El Estado deberá alguna vez plantearse una agenda seria que logre tender puentes, pero sobre todo, reconocer derechos a ciudadanos que no están en el país. Para comenzar, hay que sacar cuentas, por muy dolorosas o incómodas que estas sean. En la actualidad, por ejemplo, los niños nacidos en Venezuela que cumplen 9 años fuera del país no tienen forma de renovar su pasaporte porque no tienen cédula. La expectativa es que los menores viajen con un documento de emergencia a Venezuela y hagan el trámite desde allá. El derecho a la identidad está siendo violentado de la forma más descarada a quienes son más vulnerables.

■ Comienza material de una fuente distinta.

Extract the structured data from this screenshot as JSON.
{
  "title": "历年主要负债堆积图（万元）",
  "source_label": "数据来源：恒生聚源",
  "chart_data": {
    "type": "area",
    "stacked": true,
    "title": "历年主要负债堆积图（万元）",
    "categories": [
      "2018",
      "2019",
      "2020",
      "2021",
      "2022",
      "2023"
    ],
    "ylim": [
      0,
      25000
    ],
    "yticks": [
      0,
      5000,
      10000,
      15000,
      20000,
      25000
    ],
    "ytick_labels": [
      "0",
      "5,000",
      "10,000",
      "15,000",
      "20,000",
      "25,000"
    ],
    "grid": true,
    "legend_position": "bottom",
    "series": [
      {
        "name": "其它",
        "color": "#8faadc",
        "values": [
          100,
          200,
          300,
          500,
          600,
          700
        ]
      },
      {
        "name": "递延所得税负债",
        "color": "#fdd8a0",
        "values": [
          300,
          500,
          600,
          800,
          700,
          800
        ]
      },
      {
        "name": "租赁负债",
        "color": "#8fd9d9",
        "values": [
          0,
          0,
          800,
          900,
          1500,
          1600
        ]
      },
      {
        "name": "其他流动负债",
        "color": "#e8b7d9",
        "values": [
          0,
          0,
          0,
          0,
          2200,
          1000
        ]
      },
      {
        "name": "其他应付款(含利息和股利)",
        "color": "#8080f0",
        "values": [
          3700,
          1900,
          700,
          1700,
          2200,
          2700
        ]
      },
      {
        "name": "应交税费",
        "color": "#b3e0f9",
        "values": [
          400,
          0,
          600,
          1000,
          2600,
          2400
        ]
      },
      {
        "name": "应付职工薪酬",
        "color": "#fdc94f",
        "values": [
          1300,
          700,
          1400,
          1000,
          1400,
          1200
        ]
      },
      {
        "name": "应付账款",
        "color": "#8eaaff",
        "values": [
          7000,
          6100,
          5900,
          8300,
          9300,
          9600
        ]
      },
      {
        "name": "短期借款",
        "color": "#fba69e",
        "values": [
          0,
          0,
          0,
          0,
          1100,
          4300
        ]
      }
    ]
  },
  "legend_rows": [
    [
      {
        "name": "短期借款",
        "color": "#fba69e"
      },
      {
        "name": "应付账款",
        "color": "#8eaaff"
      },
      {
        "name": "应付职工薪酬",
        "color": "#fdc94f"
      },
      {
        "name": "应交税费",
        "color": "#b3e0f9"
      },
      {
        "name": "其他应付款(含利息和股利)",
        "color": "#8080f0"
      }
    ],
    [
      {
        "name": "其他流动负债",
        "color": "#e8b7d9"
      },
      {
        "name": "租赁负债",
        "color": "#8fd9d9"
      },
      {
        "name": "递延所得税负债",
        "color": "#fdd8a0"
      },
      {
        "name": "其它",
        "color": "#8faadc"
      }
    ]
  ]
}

Los derechos económicos de quienes dejaron aportes en el seguro social deberán ser honrados. Además, los venezolanos están sub-registrados en las listas de los consulados y en el Consejo Nacional Electoral. Los pocos registrados solo pueden votar en elecciones nacionales, lo cual limita su participación política. No hay que explicar por qué nada de esto es casual. Si estos no son ciudadanos dignos de reconocimiento, mucho menos lo serán de influir en quien gobierna. En otros países, los expatriados tienen el derecho al sufragio como habitantes de su último domicilio en el país y, por ende, pueden escoger representantes al parlamento. Algunos, como Colombia y Ecuador, pueden incluso escoger representantes propios en el parlamento en circunscripciones extra-territoriales.
El principal reto que enfrenta Venezuela con sus ciudadanos dispersos por el mundo es el del reconocimiento. Para reconocerles, tendrá que saber quienes y cuántos son y asumirlos como ciudadanos, no como parásitos o traidores, sin importar qué los llevó a migrar, el color de su piel y si algo de amor sienten por la patria.